D'autres pièces plus contemporaines ont, quant à
elles, décidé de remettre en cause la catharsis. C'est particulièrement le cas
dans le théâtre de l'absurde qui s'est développé après la seconde guerre
mondiale. L'un de ses inspirateurs, est un dramaturge français du 19ème siècle
peu connu, Alfred Jarry. Ce dernier est l'un des premiers à vouloir s'éloigner
d'un théâtre rationnel pour se diriger vers l'absurde. Dans sa première œuvre UbuRoi il
court-circuite la catharsis aristotélicienne en indiquant un costume composé
d'une longue robe et d'une capuche pointue semblable à celle des pénitents
espagnols, pour le rôle père Ubu ce costume permet de déshumaniser son
personnage principal et empêcher ainsi le spectateur de s'identifier à lui.
Cela entraîne un éloignement entre les spectateurs et les personnages et donc
une atténuation du « cri » de l'action dramatique pourtant plutôt
violente dans cette pièce. Dans Fin de Partie, Samuel Beckett
va même jusqu’à faire dire à ses personnages qu'ils ne signifient rien dans le
but de faire comprendre au spectateur qu'il n'y aucun message sous-entendu à
retirer de sa pièce.
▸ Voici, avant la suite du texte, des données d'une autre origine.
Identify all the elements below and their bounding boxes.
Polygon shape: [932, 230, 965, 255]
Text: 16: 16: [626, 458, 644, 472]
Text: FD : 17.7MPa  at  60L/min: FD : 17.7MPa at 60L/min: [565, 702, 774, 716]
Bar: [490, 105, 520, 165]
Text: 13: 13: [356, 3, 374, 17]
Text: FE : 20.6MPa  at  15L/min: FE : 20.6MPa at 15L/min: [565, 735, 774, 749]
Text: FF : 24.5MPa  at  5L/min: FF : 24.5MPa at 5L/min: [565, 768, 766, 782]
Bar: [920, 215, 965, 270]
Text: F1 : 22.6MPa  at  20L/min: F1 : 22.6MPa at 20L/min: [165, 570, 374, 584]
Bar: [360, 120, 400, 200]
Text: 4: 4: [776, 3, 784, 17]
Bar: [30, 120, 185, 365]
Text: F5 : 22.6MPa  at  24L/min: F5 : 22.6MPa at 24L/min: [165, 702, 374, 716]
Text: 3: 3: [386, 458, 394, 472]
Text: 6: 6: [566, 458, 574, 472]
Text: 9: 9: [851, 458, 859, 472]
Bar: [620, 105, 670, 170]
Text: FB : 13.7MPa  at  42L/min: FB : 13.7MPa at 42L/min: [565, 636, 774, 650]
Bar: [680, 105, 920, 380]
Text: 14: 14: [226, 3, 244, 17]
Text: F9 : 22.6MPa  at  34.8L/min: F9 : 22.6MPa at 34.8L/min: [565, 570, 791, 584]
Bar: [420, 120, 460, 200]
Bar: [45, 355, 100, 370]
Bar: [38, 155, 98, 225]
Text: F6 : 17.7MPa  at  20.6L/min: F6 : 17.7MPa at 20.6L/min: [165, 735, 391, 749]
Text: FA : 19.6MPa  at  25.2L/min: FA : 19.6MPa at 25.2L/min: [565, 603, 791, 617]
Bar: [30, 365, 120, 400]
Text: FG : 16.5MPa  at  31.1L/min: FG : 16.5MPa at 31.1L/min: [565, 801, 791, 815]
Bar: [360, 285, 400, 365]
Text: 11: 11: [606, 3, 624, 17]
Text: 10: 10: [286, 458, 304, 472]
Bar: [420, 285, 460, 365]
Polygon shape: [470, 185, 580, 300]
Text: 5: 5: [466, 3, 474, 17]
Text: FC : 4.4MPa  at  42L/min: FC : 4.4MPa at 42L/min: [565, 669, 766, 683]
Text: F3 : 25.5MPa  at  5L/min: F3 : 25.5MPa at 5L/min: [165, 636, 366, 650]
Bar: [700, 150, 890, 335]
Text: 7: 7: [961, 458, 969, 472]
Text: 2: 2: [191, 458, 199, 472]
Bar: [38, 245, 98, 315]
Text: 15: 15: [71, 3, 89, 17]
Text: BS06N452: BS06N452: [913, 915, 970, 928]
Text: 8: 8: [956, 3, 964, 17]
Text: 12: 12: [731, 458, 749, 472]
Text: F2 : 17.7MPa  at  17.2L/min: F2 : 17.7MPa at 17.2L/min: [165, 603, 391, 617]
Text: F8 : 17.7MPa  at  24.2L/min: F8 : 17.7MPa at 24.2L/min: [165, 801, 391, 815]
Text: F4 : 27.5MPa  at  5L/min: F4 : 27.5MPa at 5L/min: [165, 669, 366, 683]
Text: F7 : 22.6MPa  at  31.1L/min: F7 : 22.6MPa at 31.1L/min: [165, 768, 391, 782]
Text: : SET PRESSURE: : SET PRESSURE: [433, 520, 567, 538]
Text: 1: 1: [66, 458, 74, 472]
Sa pièce est dépourvue d'action éclatante qui doit servir
à purger les passions du spectateur et lui délivrer un message facile, il doit
trouver seul des pistes de réflexion autour du texte.
Le style permet également de diluer le cri
bouleversant de Mouawad. Cette recherche de nouvelles manières d'écrire est
l'un des terrains de jeu préférée des auteurs de théâtre moderne. Ainsi
certains comme Bernard-Marie Koltès dans La Nuit avant les Forêts,
construisent des pièces entières uniquement à l'aide de longs monologues.
L'exploit de ce texte est de n'être composé que d'une seule très longue phrase
qui commence au début de l’œuvre et qui la finit. Grâce à cette particularité,
le personnage lui-même met de la distance avec sa propre histoire et devient
une sorte de conteur aux yeux du spectateur. Un autre moyen de diluer
l'intensité dramatique est de la mêler à des conversations quotidiennes comme
le fait Michel Vinaver dans L'Ordinaire. Cette pièce,
inspirée d'un fait divers, met en scène des survivants à un crash aérien dans
la cordillère des Andes. Pour survivre, ils devront manger leurs camarades
morts. En tissant les répliques des personnages abordent le thème du cannibalisme
avec celles évoquant leurs maisons ou le travail, Michel Vinaver fait oublier
ce que vivent ses personnages et le spectateur n'est pas directement bouleversé
par la tragédie qui se joue devant lui.
Certaines pièces de théâtres ne rassemblent donc pas
des hommes venus écouter « un cri qui va les bouleverser » mais sont
des pièces plus légères et comiques, ou des pièces où les dramaturges
transforment le cri perçant de la tragédie en un son plus atténué et dénudé de
messages moraux. Pourtant ces pièces réunissent au moins autant, si c'est n'est
plus, de spectateurs que celles entrant dans les critères de Wadjdi Mouawad.
Néanmoins, quelque en soit l'intensité de l'action dramatique, le théâtre
rassemble les gens ce permet d'envisager un caractère très humain commun à tous
les types de théâtre.
Dans la préface de Ruy Blas, Victor Hugo prend le
soin de décrire trois types de spectateurs aux attentes bien différentes. Pour
lui, « la foule » réclamera de l'action qu'elle trouvera aisément dans
les mélodrames, « les femmes » de la passion qui est principalement
contenue dans les tragédies et enfin « les penseurs » qui apprécient
les caractères forts dans la comédie. Il finit par définir un nouveau genre
idéal qui par essence plairait aux trois types de spectateurs : le drame.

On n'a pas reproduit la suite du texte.